If the Clustering Method chosen was Self-adjusting (HDBSCAN), the output feature class will also contain fields PROB, which is the probability the feature belongs in its assigned group, OUTLIER, designating the feature maybe an outlier within its own cluster (when the value is higher more the feature is more likely to be an outlier) and EXEMPLAR which denotes the features that are the most prototypical or most representative of each cluster.

This tool also creates messages and charts to help you understand the characteristics of the clusters identified. You may access the messages by hovering over the progress bar, clicking on the pop-out button, or expanding the messages section in the Geoprocessing pane. You may also access the messages for a previous run of the Density-based Clustering tool via the Geoprocessing history. The charts created can be accessed by selecting the List By Charts tab List By Charts in the Contents pane.

In addition to the reachability plot that is created when Multi-scale (OPTICS) is chosen, all clustering methods will also create a Bar Chart that shows all unique Cluster IDs. This chart can be used to easily select all of the features that fall within a specified cluster, and to explore the size of each of the clusters.

Additional Resources

For more information about DBSCAN:

  • Ester, M., Kriegel, H. P., Sander, J., & Xu, X. (1996, August). A density-based algorithm for discovering clusters in large spatial databases with noise. In Kdd (Vol. 96, No. 34, pp. 226-231).

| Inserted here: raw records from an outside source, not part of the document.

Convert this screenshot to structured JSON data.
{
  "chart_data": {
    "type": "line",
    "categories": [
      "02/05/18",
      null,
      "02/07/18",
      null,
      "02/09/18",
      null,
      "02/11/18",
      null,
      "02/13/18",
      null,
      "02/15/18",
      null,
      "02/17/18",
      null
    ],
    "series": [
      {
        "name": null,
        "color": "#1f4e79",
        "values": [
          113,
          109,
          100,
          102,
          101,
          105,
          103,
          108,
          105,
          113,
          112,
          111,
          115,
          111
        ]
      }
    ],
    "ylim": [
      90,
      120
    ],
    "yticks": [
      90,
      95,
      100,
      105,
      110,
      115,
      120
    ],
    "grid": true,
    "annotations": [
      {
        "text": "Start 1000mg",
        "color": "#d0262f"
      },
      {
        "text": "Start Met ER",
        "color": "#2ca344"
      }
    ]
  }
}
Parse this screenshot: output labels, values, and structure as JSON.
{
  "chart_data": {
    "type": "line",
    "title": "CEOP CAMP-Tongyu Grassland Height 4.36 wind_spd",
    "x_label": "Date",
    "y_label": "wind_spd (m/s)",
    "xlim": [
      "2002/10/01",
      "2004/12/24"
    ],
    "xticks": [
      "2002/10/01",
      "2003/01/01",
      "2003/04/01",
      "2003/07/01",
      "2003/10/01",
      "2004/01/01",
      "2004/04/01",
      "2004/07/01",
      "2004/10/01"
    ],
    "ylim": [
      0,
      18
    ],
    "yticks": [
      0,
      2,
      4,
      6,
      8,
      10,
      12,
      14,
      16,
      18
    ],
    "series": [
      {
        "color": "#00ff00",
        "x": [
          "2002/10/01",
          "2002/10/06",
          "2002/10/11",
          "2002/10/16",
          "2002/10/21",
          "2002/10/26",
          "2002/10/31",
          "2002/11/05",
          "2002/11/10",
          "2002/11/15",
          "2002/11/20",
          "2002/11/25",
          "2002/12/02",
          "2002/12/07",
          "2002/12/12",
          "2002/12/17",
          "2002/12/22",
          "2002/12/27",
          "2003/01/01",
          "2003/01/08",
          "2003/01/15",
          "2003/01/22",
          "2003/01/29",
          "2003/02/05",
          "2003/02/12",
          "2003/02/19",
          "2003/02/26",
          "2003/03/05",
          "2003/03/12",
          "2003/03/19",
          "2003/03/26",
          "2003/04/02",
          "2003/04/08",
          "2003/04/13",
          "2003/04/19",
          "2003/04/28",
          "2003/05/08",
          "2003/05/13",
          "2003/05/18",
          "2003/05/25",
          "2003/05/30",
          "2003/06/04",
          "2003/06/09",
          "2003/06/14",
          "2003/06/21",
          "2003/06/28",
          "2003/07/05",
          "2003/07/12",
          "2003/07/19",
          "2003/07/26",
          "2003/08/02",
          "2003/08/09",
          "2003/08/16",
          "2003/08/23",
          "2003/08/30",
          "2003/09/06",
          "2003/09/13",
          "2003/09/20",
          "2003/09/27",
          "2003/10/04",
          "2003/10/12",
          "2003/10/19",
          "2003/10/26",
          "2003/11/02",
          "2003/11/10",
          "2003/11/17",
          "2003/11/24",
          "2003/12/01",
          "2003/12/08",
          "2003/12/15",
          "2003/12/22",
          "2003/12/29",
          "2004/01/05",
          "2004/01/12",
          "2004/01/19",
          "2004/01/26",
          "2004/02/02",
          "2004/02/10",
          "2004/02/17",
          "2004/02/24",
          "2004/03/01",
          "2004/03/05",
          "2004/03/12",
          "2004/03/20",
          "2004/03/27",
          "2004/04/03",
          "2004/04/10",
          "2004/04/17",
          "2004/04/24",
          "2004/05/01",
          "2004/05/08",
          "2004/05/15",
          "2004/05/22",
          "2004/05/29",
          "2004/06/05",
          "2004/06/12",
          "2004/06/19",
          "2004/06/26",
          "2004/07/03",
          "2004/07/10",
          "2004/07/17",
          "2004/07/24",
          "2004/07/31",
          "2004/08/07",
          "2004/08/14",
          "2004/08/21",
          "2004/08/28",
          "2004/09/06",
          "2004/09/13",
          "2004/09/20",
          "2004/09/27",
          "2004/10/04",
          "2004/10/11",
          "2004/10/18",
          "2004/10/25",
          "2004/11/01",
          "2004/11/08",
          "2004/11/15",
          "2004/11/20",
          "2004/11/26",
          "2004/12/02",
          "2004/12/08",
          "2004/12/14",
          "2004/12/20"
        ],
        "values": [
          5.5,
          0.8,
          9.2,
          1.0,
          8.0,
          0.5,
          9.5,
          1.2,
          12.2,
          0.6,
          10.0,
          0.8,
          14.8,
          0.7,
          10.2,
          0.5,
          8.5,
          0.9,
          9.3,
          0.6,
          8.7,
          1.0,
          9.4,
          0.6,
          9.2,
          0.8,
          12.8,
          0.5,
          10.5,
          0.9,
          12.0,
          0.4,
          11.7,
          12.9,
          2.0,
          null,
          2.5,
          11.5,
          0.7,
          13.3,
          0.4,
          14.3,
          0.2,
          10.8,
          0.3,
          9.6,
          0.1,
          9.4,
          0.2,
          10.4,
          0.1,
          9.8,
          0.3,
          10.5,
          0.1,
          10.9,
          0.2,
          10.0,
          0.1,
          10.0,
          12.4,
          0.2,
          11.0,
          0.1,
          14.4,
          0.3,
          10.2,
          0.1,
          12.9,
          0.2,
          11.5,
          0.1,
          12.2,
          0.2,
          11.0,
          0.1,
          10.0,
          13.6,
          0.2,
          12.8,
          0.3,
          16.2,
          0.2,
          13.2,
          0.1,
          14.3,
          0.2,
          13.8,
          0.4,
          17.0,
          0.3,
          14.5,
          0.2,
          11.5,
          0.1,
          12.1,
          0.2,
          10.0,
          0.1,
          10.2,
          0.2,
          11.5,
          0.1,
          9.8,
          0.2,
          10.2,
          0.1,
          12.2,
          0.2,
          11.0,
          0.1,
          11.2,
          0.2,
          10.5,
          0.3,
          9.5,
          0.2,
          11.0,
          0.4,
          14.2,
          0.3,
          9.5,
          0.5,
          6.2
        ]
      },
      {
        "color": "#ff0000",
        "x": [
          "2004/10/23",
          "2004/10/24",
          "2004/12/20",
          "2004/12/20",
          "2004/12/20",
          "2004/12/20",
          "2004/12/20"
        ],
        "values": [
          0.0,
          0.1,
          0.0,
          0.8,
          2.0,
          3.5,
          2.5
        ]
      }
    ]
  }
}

For more information about HDBSCAN:

  • Campello, R. J., Moulavi, D., & Sander, J. (2013, April). Density-based clustering based on hierarchical density estimates. In Pacific-Asia Conference on Knowledge Discovery and Data Mining (pp. 160-172). Springer, Berlin, Heidelberg.

For more information about OPTICS:

  • Ankerst, M., Breunig, M. M., Kriegel, H. P., & Sander, J. (1999, June). OPTICS: ordering points to identify the clustering structure. In ACM Sigmod record (Vol. 28, No. 2, pp. 49-60). ACM.